In a statement, Kirby said a small number of Defense Department personnel are augmenting State Department security assets in Baghdad to help ensure the safety of U.S. facilities.

“The temporary relocation of some embassy personnel is being facilitated aboard commercial, charter and State Department aircraft, as appropriate,” Kirby added. “The U.S. military has airlift assets at the ready should State Department request them, as per normal interagency support arrangements.”

 

Our military airlift asset is at the ready.  Depending on what happens next, we might be hearing more about a noncombatant evacuation operation (NEO). This gave us an excuse to revisit DOD’s  joint publication on NEOs:

The State Department (DOS), acting on the advice of the ambassador, will determine when US noncombatants and foreign nationals are to be evacuated. When unexpected violence flares up or appears imminent and communications with the DOS are cut off, the ambassador may invoke such elements of the plan and initiate such actions as the situation warrants.

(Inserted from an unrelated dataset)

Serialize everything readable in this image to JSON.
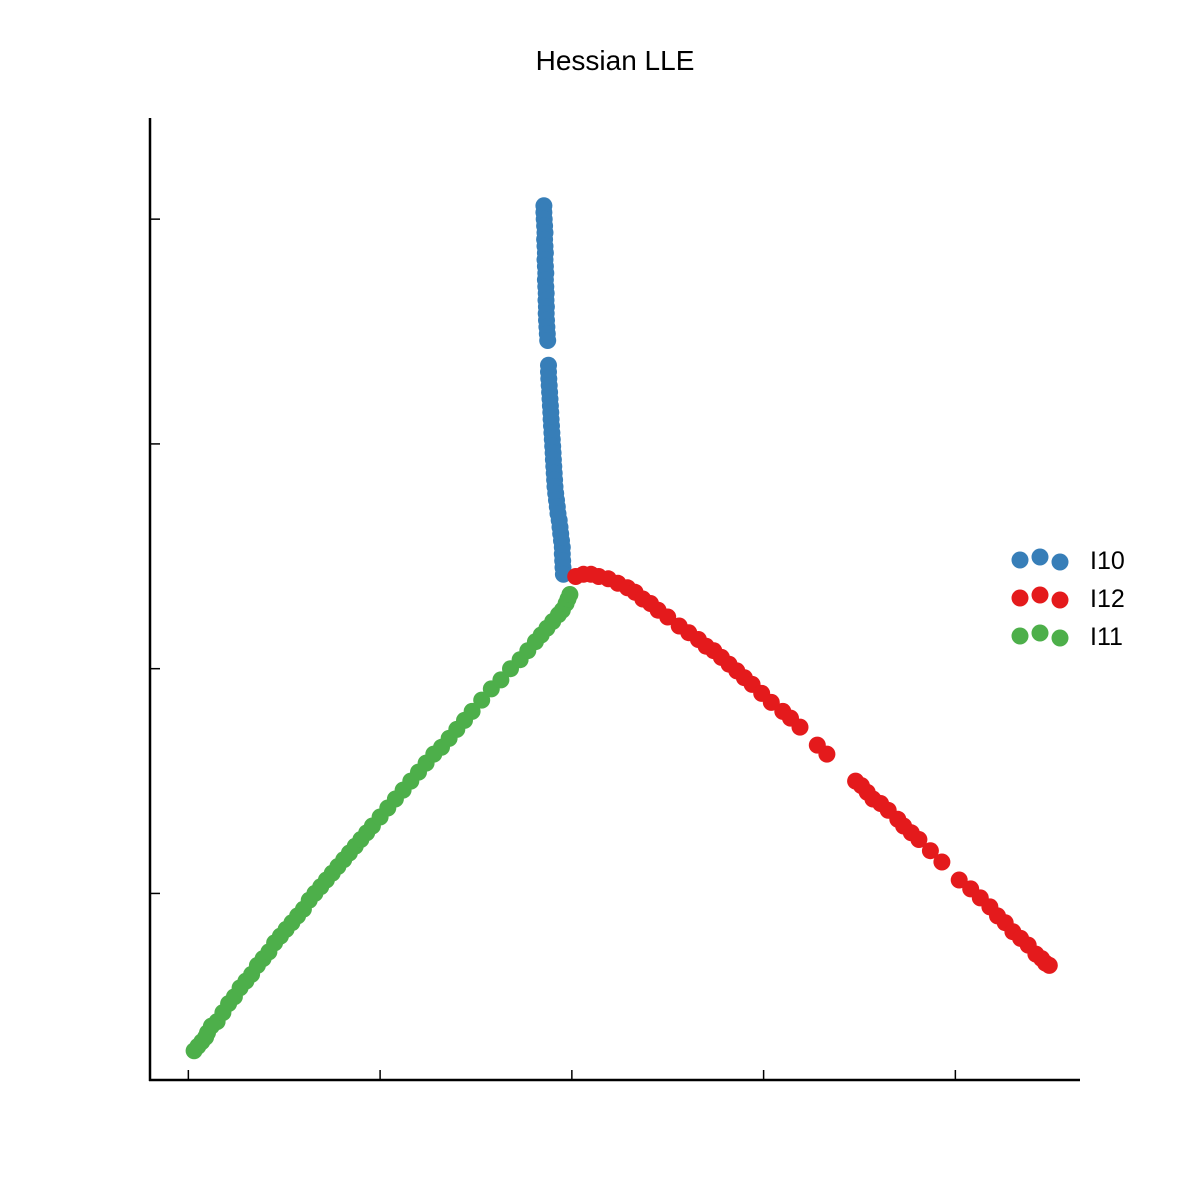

During NEOs the US ambassador, not the combatant commander (CCDR) or subordinate joint force commander (JFC), is the senior United States Government (USG) authority for the evacuation and, as such, is ultimately responsible for the successful completion of the NEO and the safety of the evacuees. The decision to evacuate a US embassy and the order to execute a NEO is political.

And —  we don’t even have an ambassador in Baghdad. On June 11, Ambassador Robert S. Beecroft,  still listed as our U.S.ambassador to Iraq went before the Senate Foreign Relations Committee (SFRC) for his confirmation hearing as our next ambassador to Egypt.  The nominee for Embassy Baghdad, Ambassador Stuart E. Jones (previously of US Embassy Jordan) also went before the committee on the same day. Read his testimony here (pdf).

The Beecroft and Jones nominations as far as we could tell have yet to make it out of the SFRC.  The State Department’s Key Officers list published this month includes John P. Desrocher as DCM for Embassy Baghdad.  Mr. Desrocher previously served as the U.S. Consul General in Auckland, New Zealand.  In 2010, he was the Director of the Office of Iraq Affairs at the State Department.

The Deputy Assistant Secretary for Iraq and Iran Brett McGurk tweeted on June 13: “In , have been meeting intensively with leaders across the political spectrum and conferring with our national security team in DC.”

Embassy Baghdad has not listed a chargé d’affaires on its website; we don’t know who is in charge of the mission. Post has not responded to our inquiry as of this writing.